Hyperparameter tuning with Optuna

07/12/2025

Optuna is an open-source Python library for hyperparameter tuning that can be scaled horizontally across multiple compute resources.

MLflow 3.0 introduces powerful new capabilities for hyperparameter optimization by integrating with Optuna.

MlflowStorage class allows Optuna to use the MLflow Tracking Server as its storage backend.
MlflowSparkStudy class enables launching parallel Optuna studies using PySpark executors.

Install Optuna

MLflow 3.0 is pre-installed in Databricks Runtime 17.0 ML and above. On older runtimes, use the following commands to install the latest version of Optuna and MLFlow.

%pip install mlflow --upgrade
%pip install optuna

Run Optuna optimization in parallel

Here are the steps in a Optuna workflow:

Define an objective function to optimize. Within the objective function, define the hyperparameter search space. For more details, see Optuna documentation.

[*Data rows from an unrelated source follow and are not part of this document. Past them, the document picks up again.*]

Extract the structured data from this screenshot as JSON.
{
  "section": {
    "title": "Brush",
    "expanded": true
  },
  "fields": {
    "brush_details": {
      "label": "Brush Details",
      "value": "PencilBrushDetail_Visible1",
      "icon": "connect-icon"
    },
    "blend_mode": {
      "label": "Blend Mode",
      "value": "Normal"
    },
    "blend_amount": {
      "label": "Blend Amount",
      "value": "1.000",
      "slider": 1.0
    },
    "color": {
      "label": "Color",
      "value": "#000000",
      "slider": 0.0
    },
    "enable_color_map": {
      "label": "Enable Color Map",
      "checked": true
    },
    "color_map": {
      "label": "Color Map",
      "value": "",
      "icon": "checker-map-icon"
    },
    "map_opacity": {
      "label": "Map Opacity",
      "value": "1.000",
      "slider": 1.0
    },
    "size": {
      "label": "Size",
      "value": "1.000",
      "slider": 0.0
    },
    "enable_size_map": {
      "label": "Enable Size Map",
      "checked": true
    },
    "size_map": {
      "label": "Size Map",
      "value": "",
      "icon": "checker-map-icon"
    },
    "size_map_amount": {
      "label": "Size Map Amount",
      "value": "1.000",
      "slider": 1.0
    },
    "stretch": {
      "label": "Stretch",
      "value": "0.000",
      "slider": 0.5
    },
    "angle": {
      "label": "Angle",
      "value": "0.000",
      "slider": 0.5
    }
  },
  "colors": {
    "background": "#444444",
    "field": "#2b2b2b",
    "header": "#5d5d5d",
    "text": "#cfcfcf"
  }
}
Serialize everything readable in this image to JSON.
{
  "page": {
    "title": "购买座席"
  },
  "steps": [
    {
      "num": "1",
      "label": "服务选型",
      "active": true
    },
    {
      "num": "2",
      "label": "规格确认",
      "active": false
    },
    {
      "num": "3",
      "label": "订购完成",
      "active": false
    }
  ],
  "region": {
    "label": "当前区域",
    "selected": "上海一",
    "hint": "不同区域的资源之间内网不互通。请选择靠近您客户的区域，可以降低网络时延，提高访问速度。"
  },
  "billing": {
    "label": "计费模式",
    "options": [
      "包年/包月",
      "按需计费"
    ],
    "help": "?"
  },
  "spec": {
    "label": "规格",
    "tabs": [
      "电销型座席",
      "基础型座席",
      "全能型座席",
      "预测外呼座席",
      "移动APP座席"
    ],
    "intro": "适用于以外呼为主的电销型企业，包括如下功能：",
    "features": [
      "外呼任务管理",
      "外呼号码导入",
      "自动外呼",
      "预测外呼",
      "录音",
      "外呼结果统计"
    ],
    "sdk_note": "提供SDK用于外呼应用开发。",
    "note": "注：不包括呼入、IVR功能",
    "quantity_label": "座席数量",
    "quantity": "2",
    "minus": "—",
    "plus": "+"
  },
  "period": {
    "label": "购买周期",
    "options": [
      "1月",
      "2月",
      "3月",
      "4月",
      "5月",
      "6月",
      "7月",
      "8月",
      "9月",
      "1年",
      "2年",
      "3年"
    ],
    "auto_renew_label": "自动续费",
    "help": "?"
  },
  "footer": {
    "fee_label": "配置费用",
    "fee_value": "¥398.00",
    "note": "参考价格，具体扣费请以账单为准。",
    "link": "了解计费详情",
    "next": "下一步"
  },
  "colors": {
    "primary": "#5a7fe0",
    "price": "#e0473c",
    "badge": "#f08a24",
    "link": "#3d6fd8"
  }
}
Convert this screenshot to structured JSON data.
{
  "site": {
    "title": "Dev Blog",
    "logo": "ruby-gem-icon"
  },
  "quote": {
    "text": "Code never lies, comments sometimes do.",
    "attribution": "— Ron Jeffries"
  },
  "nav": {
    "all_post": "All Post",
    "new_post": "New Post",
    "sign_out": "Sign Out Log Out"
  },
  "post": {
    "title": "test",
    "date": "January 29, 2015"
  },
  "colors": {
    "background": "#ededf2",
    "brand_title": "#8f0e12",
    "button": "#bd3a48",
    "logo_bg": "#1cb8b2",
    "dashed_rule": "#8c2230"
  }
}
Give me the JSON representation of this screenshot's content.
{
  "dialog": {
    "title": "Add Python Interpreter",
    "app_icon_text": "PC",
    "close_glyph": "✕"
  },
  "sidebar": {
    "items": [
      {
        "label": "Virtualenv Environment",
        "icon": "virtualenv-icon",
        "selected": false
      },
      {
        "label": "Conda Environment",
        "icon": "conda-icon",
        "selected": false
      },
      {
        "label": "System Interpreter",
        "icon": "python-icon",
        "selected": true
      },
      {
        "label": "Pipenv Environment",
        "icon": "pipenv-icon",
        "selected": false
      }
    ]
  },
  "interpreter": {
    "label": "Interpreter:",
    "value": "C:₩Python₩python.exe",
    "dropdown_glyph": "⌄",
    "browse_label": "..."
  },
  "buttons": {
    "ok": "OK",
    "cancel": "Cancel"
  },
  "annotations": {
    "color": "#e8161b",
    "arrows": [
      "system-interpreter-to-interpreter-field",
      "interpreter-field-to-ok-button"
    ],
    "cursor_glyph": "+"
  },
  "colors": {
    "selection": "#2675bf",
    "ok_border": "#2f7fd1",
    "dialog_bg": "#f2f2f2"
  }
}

Below is an example for model selection and hyperparameter tuning with sckit-learn. The example defines the objective function objective, and calls the suggest_float function to define the search space for the parameter x.

import sklearn

def objective(trial):
    # Invoke suggest methods of a Trial object to generate hyperparameters.
    regressor_name = trial.suggest_categorical('classifier', ['SVR', 'RandomForest'])
    if regressor_name == 'SVR':
        svr_c = trial.suggest_float('svr_c', 1e-10, 1e10, log=True)
        regressor_obj = sklearn.svm.SVR(C=svr_c)
    else:
        rf_max_depth = trial.suggest_int('rf_max_depth', 2, 32)
        regressor_obj = sklearn.ensemble.RandomForestRegressor(max_depth=rf_max_depth)

    X, y = sklearn.datasets.fetch_california_housing(return_X_y=True)
    X_train, X_val, y_train, y_val = sklearn.model_selection.train_test_split(X, y, random_state=0)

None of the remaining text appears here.